A report into child road safety has revealed a number of variables, including geographic location and time of day, have an impact on child road casualty rates.

The study, published by the RAC foundation, reviewed data relating to the geographical distribution of child casualties and also explored how the time of day, a child’s age, gender, travel mode and the socio-demographic background of the community can impact on child road casualties.

The research suggests that there is a north-south divide in child casualty rates in England. Blackpool had the highest average annual casualty rate, (30.84 per 10,000 resident children) and of the 10 local authorities with the highest average annual casualty rate, all bar two were located in the north of England. According to the research, the highest rates of child casualties were recorded in urban areas.

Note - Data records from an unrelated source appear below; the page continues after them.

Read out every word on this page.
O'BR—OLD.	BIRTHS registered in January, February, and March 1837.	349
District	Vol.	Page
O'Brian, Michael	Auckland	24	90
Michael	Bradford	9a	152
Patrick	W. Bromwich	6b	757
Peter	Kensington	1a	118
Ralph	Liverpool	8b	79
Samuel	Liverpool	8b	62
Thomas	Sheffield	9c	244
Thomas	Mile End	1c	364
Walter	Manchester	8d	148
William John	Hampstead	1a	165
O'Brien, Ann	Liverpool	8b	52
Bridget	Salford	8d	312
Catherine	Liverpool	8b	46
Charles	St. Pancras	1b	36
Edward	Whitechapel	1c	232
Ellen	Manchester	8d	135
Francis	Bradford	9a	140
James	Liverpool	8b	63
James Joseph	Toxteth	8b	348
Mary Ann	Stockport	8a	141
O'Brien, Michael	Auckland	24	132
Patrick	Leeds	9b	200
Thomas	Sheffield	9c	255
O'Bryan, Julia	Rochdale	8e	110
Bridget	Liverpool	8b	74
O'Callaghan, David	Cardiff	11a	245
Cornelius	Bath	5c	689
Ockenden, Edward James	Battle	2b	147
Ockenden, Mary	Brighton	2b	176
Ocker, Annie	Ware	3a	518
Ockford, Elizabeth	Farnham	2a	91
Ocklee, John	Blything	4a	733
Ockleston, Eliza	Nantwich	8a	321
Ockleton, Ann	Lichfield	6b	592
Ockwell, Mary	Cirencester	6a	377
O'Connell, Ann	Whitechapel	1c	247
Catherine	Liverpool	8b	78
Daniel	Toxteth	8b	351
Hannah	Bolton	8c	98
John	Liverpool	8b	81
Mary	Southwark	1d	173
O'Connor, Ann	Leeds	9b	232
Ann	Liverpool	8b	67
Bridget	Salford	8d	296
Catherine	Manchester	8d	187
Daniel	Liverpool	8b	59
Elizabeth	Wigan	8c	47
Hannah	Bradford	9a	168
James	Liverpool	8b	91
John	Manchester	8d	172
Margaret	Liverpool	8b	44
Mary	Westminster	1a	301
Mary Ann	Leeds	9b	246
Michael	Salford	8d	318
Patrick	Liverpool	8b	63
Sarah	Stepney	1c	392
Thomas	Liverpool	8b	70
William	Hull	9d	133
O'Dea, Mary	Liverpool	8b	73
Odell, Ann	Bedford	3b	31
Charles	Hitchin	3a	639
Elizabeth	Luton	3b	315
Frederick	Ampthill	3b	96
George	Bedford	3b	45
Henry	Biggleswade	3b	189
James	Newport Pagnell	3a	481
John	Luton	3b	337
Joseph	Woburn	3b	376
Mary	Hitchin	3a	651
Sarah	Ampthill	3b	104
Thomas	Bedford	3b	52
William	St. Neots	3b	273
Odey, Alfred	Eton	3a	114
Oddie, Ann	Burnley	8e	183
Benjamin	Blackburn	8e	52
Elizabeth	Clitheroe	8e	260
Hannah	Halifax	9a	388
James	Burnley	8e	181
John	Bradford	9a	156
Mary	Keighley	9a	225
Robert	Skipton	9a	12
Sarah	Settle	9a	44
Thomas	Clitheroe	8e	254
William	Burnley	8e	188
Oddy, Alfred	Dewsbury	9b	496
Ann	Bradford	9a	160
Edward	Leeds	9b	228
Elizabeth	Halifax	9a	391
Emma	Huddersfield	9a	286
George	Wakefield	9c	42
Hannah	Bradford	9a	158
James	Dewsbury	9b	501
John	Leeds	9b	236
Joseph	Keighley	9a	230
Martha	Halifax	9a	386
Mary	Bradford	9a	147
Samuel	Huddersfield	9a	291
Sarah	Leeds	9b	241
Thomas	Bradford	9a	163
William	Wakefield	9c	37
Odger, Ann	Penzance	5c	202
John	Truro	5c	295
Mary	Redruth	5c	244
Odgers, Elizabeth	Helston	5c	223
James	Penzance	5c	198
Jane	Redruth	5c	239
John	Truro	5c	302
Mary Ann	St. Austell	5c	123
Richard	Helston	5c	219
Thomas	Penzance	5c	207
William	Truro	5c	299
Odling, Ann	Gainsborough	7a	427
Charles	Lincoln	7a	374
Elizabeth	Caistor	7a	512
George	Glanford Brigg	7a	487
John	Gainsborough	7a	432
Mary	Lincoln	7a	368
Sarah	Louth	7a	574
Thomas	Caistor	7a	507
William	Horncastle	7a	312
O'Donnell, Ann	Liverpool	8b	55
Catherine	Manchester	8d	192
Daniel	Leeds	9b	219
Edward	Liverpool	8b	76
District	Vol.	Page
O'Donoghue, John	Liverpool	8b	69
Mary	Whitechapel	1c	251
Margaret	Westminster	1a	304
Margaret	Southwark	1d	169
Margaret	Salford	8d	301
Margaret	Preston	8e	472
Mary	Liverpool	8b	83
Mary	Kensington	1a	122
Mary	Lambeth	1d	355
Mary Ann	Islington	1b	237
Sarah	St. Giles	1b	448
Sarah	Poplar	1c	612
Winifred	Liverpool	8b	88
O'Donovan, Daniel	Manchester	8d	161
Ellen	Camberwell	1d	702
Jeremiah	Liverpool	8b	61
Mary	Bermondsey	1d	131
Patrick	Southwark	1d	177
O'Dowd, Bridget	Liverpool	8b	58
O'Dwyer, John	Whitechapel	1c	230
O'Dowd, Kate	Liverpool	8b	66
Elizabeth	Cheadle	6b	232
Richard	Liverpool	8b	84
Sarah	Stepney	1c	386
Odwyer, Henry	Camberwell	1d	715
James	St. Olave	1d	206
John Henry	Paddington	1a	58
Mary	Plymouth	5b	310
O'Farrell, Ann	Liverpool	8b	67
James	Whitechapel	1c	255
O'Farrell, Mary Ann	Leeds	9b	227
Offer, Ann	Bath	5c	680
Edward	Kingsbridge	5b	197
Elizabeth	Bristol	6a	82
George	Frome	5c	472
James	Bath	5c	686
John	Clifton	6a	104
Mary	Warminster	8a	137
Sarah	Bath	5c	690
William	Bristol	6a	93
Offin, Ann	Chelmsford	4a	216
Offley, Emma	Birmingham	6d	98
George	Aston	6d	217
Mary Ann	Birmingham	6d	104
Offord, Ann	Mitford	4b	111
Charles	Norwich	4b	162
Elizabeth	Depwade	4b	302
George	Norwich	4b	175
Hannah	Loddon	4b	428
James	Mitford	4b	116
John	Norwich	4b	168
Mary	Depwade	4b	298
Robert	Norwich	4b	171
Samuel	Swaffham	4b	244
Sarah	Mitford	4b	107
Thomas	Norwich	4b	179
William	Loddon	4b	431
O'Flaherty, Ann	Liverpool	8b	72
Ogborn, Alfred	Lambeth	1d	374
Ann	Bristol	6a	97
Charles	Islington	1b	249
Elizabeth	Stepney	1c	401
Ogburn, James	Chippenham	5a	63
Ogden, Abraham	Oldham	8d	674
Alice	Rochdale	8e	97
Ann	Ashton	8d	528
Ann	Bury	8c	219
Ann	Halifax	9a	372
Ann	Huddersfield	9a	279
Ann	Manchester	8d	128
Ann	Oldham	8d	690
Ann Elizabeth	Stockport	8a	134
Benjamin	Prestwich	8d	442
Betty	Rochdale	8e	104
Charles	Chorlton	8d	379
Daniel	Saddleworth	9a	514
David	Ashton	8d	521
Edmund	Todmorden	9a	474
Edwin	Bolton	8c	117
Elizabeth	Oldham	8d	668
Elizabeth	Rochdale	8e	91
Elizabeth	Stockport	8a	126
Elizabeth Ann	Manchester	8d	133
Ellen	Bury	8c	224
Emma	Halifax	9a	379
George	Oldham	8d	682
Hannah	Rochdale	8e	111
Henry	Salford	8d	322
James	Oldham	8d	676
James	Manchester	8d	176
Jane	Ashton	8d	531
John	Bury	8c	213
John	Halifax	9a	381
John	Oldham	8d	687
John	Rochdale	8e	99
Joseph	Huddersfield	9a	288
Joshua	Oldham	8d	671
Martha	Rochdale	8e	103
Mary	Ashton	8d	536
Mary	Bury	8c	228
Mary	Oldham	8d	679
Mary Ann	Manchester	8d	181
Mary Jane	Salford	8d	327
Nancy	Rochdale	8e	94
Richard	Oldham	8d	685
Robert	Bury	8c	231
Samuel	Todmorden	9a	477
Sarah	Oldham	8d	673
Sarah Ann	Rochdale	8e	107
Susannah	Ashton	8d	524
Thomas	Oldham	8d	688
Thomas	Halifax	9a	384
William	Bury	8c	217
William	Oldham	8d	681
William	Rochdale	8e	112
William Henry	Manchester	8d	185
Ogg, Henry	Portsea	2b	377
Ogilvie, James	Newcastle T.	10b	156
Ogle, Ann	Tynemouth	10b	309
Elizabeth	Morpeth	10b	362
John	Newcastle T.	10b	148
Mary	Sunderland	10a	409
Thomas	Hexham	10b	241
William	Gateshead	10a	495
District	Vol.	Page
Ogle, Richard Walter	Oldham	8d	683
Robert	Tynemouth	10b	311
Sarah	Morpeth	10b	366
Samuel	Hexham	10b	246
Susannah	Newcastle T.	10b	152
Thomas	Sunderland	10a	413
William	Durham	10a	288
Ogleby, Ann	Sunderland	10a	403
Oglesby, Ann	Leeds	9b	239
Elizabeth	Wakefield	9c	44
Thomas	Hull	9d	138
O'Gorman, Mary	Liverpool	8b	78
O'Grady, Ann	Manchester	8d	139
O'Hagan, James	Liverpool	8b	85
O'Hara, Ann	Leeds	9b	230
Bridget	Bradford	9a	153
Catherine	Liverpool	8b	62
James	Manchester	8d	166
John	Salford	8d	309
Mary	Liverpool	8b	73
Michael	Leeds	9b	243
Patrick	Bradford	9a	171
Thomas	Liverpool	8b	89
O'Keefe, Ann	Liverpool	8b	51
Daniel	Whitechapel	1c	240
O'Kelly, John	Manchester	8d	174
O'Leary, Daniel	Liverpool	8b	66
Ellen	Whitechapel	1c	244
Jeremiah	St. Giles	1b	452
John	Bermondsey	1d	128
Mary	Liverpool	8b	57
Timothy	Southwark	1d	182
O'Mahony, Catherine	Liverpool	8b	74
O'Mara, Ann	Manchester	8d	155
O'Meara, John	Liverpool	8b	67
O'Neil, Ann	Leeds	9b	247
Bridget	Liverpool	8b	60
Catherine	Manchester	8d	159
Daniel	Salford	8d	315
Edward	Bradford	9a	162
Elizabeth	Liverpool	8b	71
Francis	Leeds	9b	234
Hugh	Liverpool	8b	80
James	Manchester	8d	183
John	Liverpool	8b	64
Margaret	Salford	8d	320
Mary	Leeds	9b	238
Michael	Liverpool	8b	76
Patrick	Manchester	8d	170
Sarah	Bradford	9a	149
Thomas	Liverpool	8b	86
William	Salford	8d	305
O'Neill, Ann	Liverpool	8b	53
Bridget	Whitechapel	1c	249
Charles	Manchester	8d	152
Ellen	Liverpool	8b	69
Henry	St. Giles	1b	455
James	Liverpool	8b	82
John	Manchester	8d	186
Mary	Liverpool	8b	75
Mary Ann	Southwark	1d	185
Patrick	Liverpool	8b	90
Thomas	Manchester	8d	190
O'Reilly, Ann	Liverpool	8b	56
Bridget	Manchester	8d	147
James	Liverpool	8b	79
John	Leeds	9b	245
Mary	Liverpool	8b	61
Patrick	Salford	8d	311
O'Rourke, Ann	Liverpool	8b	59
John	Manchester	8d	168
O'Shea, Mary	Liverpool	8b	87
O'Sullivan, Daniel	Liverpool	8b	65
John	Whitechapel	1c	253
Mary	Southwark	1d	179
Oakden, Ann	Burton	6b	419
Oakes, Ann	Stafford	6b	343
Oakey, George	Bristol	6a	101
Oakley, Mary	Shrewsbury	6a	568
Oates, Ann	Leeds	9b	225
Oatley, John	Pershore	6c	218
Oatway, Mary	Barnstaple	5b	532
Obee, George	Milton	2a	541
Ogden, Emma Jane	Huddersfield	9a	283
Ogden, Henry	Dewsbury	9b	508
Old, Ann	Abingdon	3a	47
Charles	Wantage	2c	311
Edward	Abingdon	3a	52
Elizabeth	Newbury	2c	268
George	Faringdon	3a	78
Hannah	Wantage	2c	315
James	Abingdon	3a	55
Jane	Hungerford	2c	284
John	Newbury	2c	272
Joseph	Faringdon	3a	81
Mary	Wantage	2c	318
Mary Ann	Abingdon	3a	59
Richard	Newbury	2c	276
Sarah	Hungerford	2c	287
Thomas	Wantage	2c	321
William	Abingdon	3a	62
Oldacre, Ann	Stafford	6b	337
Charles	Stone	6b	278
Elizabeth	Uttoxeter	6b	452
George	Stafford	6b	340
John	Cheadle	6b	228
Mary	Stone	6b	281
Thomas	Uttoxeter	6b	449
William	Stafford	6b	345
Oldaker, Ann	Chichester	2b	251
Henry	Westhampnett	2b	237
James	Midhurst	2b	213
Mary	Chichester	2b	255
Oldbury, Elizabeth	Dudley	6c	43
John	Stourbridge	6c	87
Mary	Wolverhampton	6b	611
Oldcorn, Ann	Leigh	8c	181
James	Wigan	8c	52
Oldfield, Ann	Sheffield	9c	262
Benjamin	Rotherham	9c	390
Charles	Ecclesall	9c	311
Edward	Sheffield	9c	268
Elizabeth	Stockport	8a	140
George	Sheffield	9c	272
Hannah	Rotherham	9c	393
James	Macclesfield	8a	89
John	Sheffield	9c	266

The data also found that child casualties were highest between 8am and 9am and 3pm and 4pm which correlates with children going to and from school. The report also found that more children are killed or injured on the roads during July compared to any other month of the year.

According to the RAC Foundation, in 2014, 16,727 children aged 15 and under were injured on the road, 2,082 of which were seriously or fatally injured, and children accounted for 1 in 12 deaths and serious injuries on UK roads.

David Robinson, a serious injury solicitor at Thompsons Solicitors, said: “The geographical disparity in the number of children killed or injured on UK roads is extremely concerning.

“The government cannot ignore the findings of this research and such insight into road safety trends must be used to shape UK-wide road safety strategies in an effort to save lives in all communities, across all regions, and all year round.”